According to the Munich Regional Court, the outputs are not covered by the limitation provision for pastiche under Section 51a of the German Copyright Act. This provision requires exploitation for the purpose of pastiche. This entails artistic engagement with a pre-existing work or other reference object. However, this is not possible with the models due to their lack of personality, which they could not express artistically through the use of protectable elements.
The Munich Regional Court also affirms a claim for damages. In the opinion of the court, OpenAI acted negligently. Although the scope of the right of reproduction and the text and data mining limitations have not yet been fully clarified by the courts. However, in such circumstances, the negligence does not cease to exist on the basis of an innocent error of law. Such an error can only be considered if, when exercising the care required in business transactions, the person who made the error did not have to expect a different assessment by the courts. Normal litigation risk does not exonerate them. There is a legal duty to carefully examine the legal situation and seek legal advice when necessary.
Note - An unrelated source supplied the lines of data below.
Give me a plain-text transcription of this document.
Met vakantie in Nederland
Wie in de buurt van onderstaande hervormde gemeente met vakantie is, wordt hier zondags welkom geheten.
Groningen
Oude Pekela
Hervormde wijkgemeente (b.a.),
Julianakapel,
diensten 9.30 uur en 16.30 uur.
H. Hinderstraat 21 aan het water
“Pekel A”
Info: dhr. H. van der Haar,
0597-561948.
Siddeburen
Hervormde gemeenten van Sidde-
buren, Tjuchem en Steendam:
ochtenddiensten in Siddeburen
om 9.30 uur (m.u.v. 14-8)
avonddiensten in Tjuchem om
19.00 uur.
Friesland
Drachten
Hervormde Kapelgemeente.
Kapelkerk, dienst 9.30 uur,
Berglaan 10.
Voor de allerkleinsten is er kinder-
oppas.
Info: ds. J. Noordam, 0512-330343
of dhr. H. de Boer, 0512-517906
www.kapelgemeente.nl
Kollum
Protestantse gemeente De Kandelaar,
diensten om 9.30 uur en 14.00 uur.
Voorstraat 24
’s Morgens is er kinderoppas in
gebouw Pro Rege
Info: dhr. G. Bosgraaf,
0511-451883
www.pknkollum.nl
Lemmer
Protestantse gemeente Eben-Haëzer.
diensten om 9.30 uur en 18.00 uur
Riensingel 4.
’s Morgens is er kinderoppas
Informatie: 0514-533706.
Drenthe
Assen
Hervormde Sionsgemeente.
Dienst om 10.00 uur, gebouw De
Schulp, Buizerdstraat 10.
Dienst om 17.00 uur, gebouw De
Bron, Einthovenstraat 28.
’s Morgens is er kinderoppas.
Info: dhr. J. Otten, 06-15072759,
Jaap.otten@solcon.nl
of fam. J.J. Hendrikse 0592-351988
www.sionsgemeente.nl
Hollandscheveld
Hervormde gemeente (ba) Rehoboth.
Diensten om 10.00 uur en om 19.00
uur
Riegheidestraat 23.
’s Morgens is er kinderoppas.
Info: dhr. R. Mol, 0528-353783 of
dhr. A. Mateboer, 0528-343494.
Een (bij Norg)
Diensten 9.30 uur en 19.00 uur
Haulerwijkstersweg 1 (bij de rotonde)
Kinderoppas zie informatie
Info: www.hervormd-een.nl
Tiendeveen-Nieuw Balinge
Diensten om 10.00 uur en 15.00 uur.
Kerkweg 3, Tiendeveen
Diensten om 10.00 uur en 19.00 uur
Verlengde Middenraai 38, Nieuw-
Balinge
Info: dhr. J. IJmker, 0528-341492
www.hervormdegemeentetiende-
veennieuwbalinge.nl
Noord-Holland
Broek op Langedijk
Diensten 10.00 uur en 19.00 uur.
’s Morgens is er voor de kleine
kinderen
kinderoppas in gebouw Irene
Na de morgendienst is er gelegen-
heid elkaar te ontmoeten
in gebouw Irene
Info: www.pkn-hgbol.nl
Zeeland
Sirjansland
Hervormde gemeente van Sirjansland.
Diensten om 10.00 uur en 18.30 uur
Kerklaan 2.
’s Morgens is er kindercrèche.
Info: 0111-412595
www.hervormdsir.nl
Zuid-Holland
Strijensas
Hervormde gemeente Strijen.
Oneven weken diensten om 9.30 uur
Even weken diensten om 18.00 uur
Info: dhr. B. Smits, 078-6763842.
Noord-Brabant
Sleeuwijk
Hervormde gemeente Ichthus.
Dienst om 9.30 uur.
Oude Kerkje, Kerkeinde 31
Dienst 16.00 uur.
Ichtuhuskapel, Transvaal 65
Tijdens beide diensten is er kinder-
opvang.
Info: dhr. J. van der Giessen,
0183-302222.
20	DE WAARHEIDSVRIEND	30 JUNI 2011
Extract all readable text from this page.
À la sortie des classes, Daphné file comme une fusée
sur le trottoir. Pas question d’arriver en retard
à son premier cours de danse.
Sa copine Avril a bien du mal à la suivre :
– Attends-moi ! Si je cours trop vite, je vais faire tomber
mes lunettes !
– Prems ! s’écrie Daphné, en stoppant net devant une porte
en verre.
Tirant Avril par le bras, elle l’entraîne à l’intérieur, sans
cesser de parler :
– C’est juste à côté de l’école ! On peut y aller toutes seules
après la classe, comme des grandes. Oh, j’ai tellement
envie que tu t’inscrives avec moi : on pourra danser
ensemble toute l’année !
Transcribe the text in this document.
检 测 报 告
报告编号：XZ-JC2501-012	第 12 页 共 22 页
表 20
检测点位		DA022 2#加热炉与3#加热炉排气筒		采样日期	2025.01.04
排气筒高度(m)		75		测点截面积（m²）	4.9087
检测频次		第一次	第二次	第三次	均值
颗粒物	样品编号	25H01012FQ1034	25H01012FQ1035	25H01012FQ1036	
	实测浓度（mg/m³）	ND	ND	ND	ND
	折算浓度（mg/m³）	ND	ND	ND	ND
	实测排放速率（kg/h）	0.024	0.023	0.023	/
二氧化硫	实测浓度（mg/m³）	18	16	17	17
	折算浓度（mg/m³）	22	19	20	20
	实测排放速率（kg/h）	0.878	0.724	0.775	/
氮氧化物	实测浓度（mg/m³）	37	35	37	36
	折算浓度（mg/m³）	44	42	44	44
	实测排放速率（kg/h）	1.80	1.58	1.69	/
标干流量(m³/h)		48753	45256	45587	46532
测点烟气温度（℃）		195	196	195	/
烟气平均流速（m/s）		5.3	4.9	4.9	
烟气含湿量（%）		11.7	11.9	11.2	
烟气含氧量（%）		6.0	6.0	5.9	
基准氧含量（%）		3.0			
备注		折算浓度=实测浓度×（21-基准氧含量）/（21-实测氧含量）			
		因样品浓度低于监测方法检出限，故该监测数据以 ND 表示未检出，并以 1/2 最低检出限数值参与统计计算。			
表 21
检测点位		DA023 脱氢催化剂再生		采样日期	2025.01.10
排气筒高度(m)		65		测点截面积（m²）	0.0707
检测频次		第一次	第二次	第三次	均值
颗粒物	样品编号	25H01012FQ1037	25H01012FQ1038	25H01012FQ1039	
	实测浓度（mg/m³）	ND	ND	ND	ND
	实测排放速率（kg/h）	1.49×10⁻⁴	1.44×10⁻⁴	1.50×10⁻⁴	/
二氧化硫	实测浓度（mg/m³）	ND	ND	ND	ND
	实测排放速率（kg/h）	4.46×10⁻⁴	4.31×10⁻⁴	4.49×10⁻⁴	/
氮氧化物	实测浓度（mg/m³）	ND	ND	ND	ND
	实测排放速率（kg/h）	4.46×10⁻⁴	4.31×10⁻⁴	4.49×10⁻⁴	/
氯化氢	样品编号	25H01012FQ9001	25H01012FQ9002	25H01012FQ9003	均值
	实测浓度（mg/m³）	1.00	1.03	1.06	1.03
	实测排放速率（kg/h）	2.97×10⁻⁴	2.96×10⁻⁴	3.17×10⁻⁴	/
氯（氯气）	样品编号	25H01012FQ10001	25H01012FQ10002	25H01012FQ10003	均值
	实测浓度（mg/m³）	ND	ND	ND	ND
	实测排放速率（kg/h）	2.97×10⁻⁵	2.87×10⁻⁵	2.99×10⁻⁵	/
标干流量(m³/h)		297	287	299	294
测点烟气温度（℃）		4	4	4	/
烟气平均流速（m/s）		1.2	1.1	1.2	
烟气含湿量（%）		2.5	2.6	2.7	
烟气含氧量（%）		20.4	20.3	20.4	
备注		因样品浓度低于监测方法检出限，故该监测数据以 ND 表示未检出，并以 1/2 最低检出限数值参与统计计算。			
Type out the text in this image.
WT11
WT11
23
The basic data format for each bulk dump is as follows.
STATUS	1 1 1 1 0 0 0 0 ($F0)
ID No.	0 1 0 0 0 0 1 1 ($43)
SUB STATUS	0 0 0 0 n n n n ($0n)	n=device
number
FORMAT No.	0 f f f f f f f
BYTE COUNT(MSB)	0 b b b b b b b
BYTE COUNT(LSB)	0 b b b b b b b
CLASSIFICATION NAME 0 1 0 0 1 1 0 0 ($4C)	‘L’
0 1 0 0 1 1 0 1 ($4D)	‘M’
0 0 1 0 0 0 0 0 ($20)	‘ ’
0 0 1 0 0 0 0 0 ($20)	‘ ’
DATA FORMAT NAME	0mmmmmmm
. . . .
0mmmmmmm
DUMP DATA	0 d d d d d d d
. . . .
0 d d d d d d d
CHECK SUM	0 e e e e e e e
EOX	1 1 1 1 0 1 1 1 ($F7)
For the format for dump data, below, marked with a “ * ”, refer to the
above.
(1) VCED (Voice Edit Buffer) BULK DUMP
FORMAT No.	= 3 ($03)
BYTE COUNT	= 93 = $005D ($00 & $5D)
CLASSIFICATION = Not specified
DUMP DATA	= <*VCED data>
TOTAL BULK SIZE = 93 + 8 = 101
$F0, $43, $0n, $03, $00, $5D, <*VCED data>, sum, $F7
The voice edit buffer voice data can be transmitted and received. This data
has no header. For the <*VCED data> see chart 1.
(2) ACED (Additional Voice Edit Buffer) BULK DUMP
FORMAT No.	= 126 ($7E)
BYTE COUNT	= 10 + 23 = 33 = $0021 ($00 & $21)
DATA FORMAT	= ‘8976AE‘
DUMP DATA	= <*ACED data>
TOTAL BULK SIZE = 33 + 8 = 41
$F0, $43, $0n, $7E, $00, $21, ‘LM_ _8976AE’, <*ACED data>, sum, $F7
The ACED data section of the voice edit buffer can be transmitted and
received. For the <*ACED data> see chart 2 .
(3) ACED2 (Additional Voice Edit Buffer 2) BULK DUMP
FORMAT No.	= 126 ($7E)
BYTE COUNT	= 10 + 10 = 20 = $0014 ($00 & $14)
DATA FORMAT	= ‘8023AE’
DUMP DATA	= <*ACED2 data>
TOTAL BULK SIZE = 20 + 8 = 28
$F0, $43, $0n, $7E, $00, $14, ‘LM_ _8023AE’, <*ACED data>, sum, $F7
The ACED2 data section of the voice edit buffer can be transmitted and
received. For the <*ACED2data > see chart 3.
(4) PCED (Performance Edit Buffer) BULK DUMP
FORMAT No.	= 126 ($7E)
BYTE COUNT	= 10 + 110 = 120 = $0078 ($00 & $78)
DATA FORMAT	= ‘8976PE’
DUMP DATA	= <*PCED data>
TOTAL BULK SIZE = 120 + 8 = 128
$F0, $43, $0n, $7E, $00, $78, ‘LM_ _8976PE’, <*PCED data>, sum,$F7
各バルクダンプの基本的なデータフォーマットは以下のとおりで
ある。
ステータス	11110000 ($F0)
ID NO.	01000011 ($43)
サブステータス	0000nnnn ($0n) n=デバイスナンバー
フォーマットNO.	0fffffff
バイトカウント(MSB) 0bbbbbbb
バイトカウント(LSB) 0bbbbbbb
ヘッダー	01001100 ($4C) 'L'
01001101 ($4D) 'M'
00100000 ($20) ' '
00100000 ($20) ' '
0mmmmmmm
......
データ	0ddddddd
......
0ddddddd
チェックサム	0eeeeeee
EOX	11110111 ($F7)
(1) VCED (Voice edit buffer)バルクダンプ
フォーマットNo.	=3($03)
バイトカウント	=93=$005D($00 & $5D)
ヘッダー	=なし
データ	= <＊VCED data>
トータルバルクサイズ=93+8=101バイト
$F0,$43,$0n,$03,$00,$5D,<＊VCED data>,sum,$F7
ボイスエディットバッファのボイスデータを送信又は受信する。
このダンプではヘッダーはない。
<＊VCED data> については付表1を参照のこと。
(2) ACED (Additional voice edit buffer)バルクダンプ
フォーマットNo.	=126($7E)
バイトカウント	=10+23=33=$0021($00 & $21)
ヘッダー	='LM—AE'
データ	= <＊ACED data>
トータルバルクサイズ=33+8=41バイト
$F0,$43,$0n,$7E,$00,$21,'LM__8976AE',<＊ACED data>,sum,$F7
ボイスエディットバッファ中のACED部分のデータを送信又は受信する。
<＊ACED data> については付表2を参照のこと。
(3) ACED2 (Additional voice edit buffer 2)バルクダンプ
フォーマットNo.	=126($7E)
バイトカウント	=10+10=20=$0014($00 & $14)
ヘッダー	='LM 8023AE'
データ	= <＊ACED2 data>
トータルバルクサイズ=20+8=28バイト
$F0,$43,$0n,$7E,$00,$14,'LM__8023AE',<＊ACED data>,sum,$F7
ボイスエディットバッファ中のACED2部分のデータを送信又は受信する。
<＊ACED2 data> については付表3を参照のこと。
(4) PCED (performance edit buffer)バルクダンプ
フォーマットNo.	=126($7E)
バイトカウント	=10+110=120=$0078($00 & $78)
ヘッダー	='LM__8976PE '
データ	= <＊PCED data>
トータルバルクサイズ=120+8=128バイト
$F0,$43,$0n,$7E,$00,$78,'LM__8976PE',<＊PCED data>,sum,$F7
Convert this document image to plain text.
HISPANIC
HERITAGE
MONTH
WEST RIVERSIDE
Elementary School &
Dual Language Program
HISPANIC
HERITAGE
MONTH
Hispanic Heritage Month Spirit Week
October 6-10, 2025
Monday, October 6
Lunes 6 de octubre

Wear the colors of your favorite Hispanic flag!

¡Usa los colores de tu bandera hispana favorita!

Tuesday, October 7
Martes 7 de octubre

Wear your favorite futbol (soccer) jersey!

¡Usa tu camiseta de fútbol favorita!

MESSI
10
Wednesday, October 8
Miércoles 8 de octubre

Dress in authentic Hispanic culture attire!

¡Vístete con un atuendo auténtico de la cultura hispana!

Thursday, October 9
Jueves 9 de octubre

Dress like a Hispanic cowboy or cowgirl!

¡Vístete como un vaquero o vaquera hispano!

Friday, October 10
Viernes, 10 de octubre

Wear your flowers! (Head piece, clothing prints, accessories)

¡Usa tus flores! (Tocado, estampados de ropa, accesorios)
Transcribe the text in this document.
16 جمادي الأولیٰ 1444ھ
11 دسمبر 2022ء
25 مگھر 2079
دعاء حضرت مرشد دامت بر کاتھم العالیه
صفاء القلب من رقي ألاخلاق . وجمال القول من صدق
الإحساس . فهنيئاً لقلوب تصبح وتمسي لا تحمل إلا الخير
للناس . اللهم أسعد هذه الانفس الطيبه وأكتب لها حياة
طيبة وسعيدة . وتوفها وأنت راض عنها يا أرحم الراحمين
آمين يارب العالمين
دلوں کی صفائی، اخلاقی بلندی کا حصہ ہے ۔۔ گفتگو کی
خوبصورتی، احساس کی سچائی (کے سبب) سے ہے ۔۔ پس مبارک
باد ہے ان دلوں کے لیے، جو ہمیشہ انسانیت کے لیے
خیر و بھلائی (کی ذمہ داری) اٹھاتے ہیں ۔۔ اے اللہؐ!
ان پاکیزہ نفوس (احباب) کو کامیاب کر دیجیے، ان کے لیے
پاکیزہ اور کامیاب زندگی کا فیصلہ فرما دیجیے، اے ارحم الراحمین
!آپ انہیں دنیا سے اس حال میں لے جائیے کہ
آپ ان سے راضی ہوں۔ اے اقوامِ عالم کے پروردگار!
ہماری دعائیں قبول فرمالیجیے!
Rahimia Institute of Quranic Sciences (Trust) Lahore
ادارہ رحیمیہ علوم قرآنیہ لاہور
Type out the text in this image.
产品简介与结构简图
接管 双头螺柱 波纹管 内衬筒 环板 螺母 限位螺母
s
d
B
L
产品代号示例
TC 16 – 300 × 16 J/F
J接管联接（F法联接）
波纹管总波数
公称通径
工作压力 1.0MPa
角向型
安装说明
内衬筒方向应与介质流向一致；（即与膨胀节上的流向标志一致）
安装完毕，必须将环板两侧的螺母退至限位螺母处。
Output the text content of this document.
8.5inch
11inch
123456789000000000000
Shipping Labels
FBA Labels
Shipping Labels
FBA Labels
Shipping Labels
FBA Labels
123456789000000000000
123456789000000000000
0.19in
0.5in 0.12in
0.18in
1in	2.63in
The question of whether training large language models can rely on text and data mining exceptions under the DSM Directive was quite controversial (Marcus von Welser, A European View on A European View on Generative AI and Copyright, published in Landslide, Volume 17, Number 4, 2025, Pages 23-29, https://www.americanbar.org/content/dam/aba/publications/landslide/landslide-v017n04-2025.pdf ).
The Munich Regional Court’s decision thoroughly explains how large language models work. The decision also presents compelling reasons why the text and data mining exceptions do not apply, based on the wording of the relevant German and European legal provisions.